I've been messing around with this problem for a while now and am getting absolutely nowhere. I was wondering if anyone could help me work it out...

--A movie stuntman (mass 80.0 kg) stands on a window ledge 5.0 m above the floor. Grabbing a rope attached to a chandelier, he swings down to grapple with the movie's villain (mass 70.0 kg), who is standing directly under the chandelier. (Assume that the stuntman's center of mass moves downward 5.0 m. He releases the rope just as he reaches the villain.)
A: With what speed do the entwined foes start to slide across the floor?
Take the free fall acceleration to be 9.8
B: If the coefficient of kinetic friction of their bodies with the floor is mu_k= 0.215, how far do they slide?
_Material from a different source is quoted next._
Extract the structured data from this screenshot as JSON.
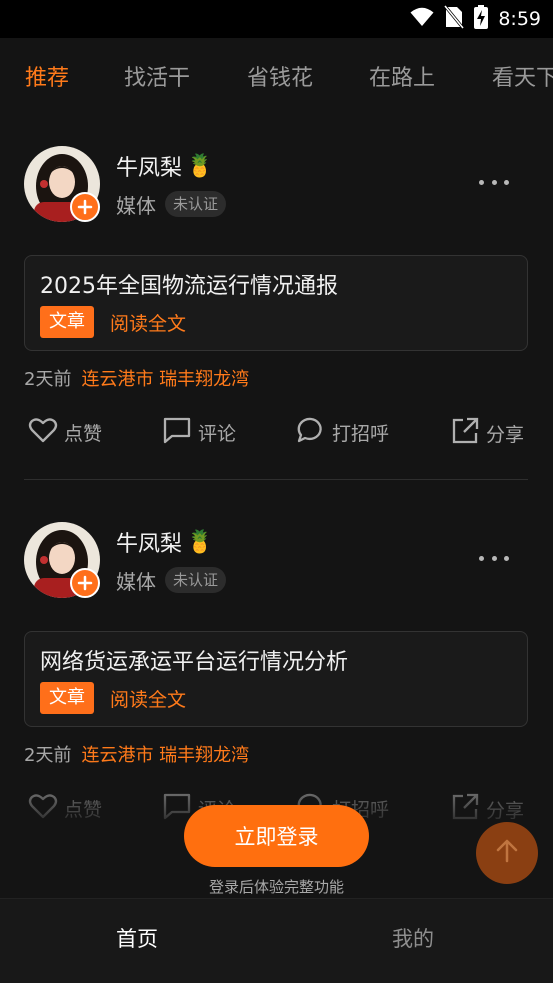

I don't recall doing anything at all like this in class and can't find any examples like this so I'm really at a loss as to how to approach it.

 

[StatusX]

First find the stuntman's horizontal velocity just before impact. Since he is swinging on a rope, all of his velocity will be horizontal at the bottom of the arc, and you can use conservation of energy to get his velocity. Then use conservation of momentum to get the velocity of the combined stuntman/villain, assuming they stick together. Finally, use the force of friction times distance equals the work done by friction, and find how far they must go for this to equal their starting kinetic energy.

In case you're wondering why you use conservation of energy for the first and last part and momentum for the middle part, I'll explain that real quick. They are both always conserved, but sometimes one of them goes into parts of the problem you aren't interested in. In the first and last part, momentum is conserved because the Earth moves slightly as the guy moves, but you can obviously ignore this effect. You can always ignore momentum conservation when considering friction against the ground and you can ignore the component of momentum in the direction of gravity when you use a constant gravitational field instead of the GMm/r equation. Finally, for the second part, some energy goes to heat in an inelastic collision, so conservation of energy wouldn't help you. I don't know if you wanted all that extra information, but there it is.

 

[janiexo]

Ok I think I understand. I did what you said and ended up with the velocity of the stuntman at the bottom of the arc being 9.9m/s (using conservation of energy: mgh=1/2*mv^2 since initial velocity is 0 and final height is 0). Then used conservation of momentum: m1(9.9)=(m1+m2)v_final and ended up with the velocity being equal to 5.98m/s.

For the 2nd part I came up mu_k*N*d=1/2*m*v^2 with N = mg and got a distance of 6.6
Have I done it correctly?

 

[StatusX]

Looks good.